For information on using the package, see the stable documentation. Use the in-development documentation for the version of the documentation, which contains the unreleased features.

Usage

Pkg.add("PoissonRandom")

# Simple Poisson random
pois_rand(λ)

# Using another RNG
using RandomNumbers
rng = Xorshifts.Xoroshiro128Plus()
pois_rand(rng,λ)

Implementation

It mixes two methods. A simple count method and a method from a normal approximation.

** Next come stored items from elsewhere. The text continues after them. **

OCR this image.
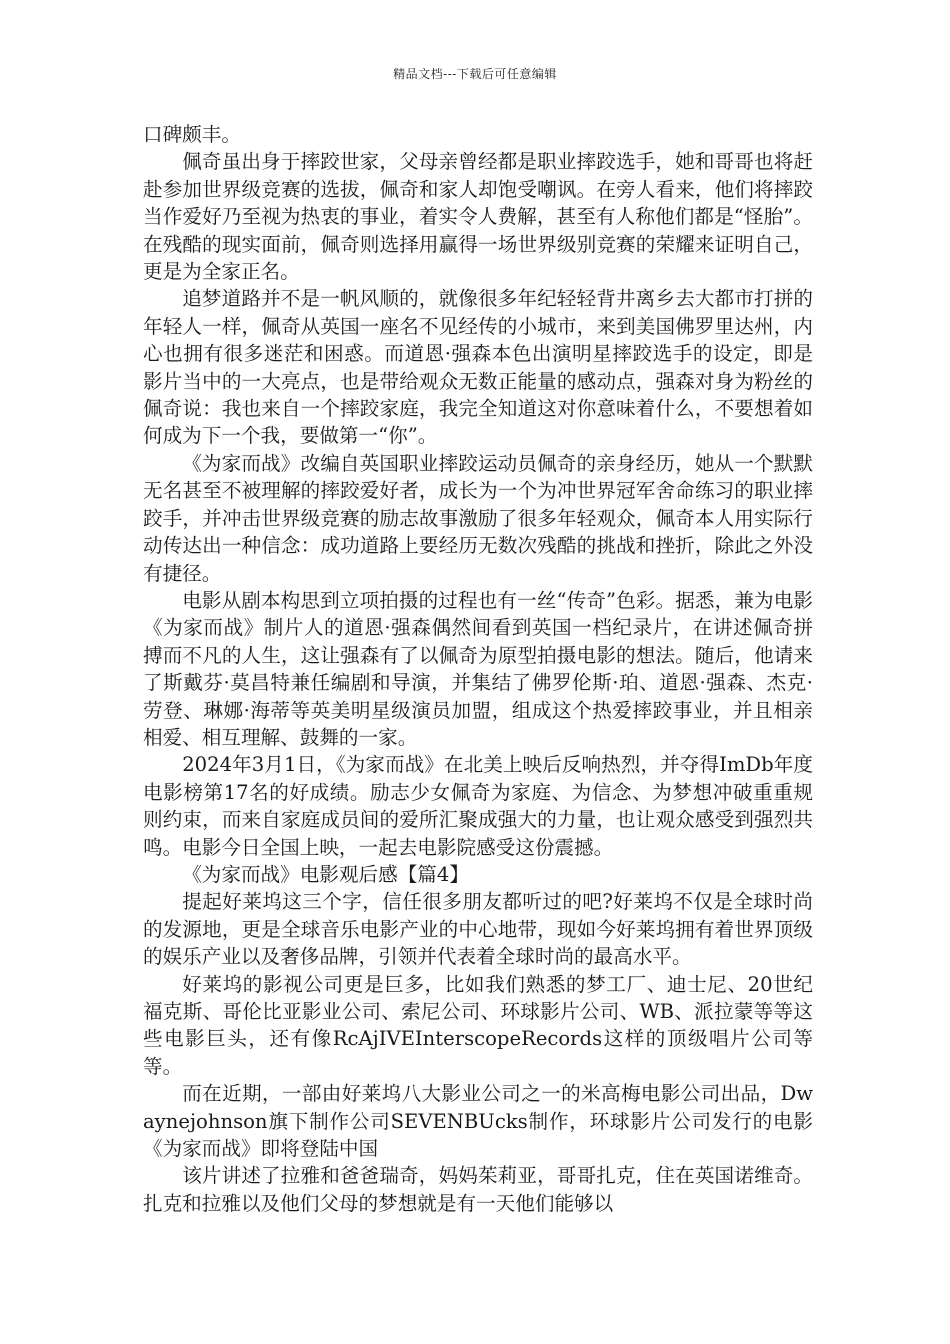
精品文档---下载后可任意编辑

口碑颇丰。

佩奇虽出身于摔跤世家，父母亲曾经都是职业摔跤选手，她和哥哥也将赶赴参加世界级竞赛的选拔，佩奇和家人却饱受嘲讽。在旁人看来，他们将摔跤当作爱好乃至视为热衷的事业，着实令人费解，甚至有人称他们都是“怪胎”。在残酷的现实面前，佩奇则选择用赢得一场世界级别竞赛的荣耀来证明自己，更是为全家正名。

追梦道路并不是一帆风顺的，就像很多年纪轻轻背井离乡去大都市打拼的年轻人一样，佩奇从英国一座名不见经传的小城市，来到美国佛罗里达州，内心也拥有很多迷茫和困惑。而道恩·强森本色出演明星摔跤选手的设定，即是影片当中的一大亮点，也是带给观众无数正能量的感动点，强森对身为粉丝的佩奇说：我也来自一个摔跤家庭，我完全知道这对你意味着什么，不要想着如何成为下一个我，要做第一“你”。

《为家而战》改编自英国职业摔跤运动员佩奇的亲身经历，她从一个默默无名甚至不被理解的摔跤爱好者，成长为一个为冲世界冠军舍命练习的职业摔跤手，并冲击世界级竞赛的励志故事激励了很多年轻观众，佩奇本人用实际行动传达出一种信念：成功道路上要经历无数次残酷的挑战和挫折，除此之外没有捷径。

电影从剧本构思到立项拍摄的过程也有一丝“传奇”色彩。据悉，兼为电影《为家而战》制片人的道恩·强森偶然间看到英国一档纪录片，在讲述佩奇拼搏而不凡的人生，这让强森有了以佩奇为原型拍摄电影的想法。随后，他请来了斯戴芬·莫昌特兼任编剧和导演，并集结了佛罗伦斯·珀、道恩·强森、杰克·劳登、琳娜·海蒂等英美明星级演员加盟，组成这个热爱摔跤事业，并且相亲相爱、相互理解、鼓舞的一家。

2024年3月1日，《为家而战》在北美上映后反响热烈，并夺得ImDb年度电影榜第17名的好成绩。励志少女佩奇为家庭、为信念、为梦想冲破重重规则约束，而来自家庭成员间的爱所汇聚成强大的力量，也让观众感受到强烈共鸣。电影今日全国上映，一起去电影院感受这份震撼。

《为家而战》电影观后感【篇4】

提起好莱坞这三个字，信任很多朋友都听过的吧?好莱坞不仅是全球时尚的发源地，更是全球音乐电影产业的中心地带，现如今好莱坞拥有着世界顶级的娱乐产业以及奢侈品牌，引领并代表着全球时尚的最高水平。

好莱坞的影视公司更是巨多，比如我们熟悉的梦工厂、迪士尼、20世纪福克斯、哥伦比亚影业公司、索尼公司、环球影片公司、WB、派拉蒙等等这些电影巨头，还有像RcAjIVEInterscopeRecords这样的顶级唱片公司等等。

而在近期，一部由好莱坞八大影业公司之一的米高梅电影公司出品，Dwaynejohnson旗下制作公司SEVENBUcks制作，环球影片公司发行的电影《为家而战》即将登陆中国

该片讲述了拉雅和爸爸瑞奇，妈妈茱莉亚，哥哥扎克，住在英国诺维奇。扎克和拉雅以及他们父母的梦想就是有一天他们能够以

See this blog post for details.

Benchmark

using RandomNumbers, Distributions, BenchmarkTools, StaticArrays,
      RecursiveArrayTools, Plots, PoissonRandom
labels = ["count_rand","ad_rand","pois_rand","Distributions.jl"]
rng = Xorshifts.Xoroshiro128Plus()

function n_count(rng,λ,n)
  tmp = 0
  for i in 1:n
    tmp += PoissonRandom.count_rand(rng,λ)
  end
end

function n_pois(rng,λ,n)
  tmp = 0
  for i in 1:n
    tmp += pois_rand(rng,λ)
  end
end

function n_ad(rng,λ,n)
  tmp = 0
  for i in 1:n
    tmp += PoissonRandom.ad_rand(rng,λ)
  end
end

function n_dist(λ,n)
  tmp = 0
  for i in 1:n
    tmp += rand(Poisson(λ))
  end
end

function time_λ(rng,λ,n)
  t1 = @elapsed n_count(rng,λ,n)
  t2 = @elapsed n_ad(rng,λ,n)
  t3 = @elapsed n_pois(rng,λ,n)
  t4 = @elapsed n_dist(λ,n)
  @SArray [t1,t2,t3,t4]
end

# Compile
time_λ(rng,5,5000000)
# Run with a bunch of λ
times = VectorOfArray([time_λ(rng,n,5000000) for n in 1:20])'
plot(times,labels = labels, lw = 3)

benchmark result

So this package ends up about 30% or so faster than Distributions.jl (the method at the far edge is λ-independent so that goes on forever).